Berita

Politik

Langkah Taktis Presiden Jokowi

JUMAT, 17 JUNI 2016 | 10:46 WIB | OLEH: JOHAN O. SILALAHI

PENCALONAN Tito Karnavian menjadi Kapolri oleh Presiden Jokowi harus diakui merupakan terobosan yang brilian dan sangat berani dalam sejarah kepresidenan di Indonesia.

Pencalonan Kapolri baru ini telah memotong beberapa generasi, demi mewujudkan visi dan misi melakukan reformasi dan revolusi mental di institusi Polri. Hal ini tentunya dilakukan dengan strategi dan taktik tersendiri. Dalam pencalonan Kapolri baru ini, Presiden Jokowi menunjukkan bahwa kendali kepemimpinan negeri ini sepenuhnya ada di tangannya.

Segi positifnya adalah Tito memang sangat pantas dan merupakan salah seorang perwira terbaik dalam sejarah Polri. Berdasarkan rekam jejaknya, tidaklah heran Tito bisa berprestasi cemerlang di institusi Polri. Sejak mudanya dahulu, Ia memang seorang pelajar yang cerdas dan berprestasi. Dengan kesadaran dan tanggung jawab penuh, Tito memilih untuk berkarir dan mengabdi sebagai Bhayangkara negeri.

Terpilihnya Tito menjadi Kapolri akan menjadi contoh dan teladan yang baik bagi seluruh kader di tubuh Polri, untuk berlomba-lomba berprestasi dan menjadi yang terbaik supaya bisa menjadi pucuk pimpinan Polri. Konon pada masa kelam dahulu, ada banyak isu bahwa untuk menjadi pejabat tinggi Polri harus bisa rutin menyetor sejumlah dana tertentu kepada atasannya. Tidak heran jika penegakan hukum sulit dilakukan oleh Polri.
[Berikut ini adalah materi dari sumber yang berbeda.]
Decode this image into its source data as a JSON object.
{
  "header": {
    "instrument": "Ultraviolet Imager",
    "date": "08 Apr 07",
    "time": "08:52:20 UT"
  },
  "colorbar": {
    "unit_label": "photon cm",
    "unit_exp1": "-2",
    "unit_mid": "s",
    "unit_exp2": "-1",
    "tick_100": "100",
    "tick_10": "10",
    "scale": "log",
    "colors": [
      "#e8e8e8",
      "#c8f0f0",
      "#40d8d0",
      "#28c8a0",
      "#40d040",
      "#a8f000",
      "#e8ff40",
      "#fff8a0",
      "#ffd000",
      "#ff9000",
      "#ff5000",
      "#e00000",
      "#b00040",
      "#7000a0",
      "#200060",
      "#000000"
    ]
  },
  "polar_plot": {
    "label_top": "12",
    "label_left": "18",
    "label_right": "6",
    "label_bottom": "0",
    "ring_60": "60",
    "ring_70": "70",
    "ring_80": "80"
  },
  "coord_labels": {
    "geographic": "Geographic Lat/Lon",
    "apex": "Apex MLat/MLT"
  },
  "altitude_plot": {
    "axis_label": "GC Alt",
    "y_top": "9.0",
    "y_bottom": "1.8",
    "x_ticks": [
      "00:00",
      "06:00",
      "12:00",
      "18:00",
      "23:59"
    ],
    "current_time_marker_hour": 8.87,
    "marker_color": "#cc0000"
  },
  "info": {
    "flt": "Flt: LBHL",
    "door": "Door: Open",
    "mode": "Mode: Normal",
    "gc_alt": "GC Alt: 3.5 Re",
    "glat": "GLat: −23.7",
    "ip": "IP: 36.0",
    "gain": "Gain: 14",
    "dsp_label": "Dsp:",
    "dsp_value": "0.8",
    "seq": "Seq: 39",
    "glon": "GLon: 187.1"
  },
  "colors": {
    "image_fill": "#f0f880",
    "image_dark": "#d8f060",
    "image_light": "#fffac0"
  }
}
Pada masa pemerintahan Jokowi-JK ini, maka isu tersebut terbukti dengan sendirinya tidaklah benar. Tentu budaya bersih dan profesional seperti ini, harus menjadi tugas dan tanggung jawab Tito sebagai Kapolri untuk dibudidayakan pada segenap kader Polri di seluruh Indonesia.

Aspek penting lainnya adalah sebagai orang Jawa, Presiden Jokowi sungguh-sungguh dalam memberikan keteladanan dengan memberikan kepercayaan kepada siapapun anak bangsa ini, dari manapun suku dan daerah asalnya, yang terpenting kompeten dan berprestasi, maka Ia layak dipilih menjadi pemimpin. Ini adalah salah satu bukti bukan sekedar janji revolusi mental yang menjadi salah satu jargon pemerintahan Jokowi-JK.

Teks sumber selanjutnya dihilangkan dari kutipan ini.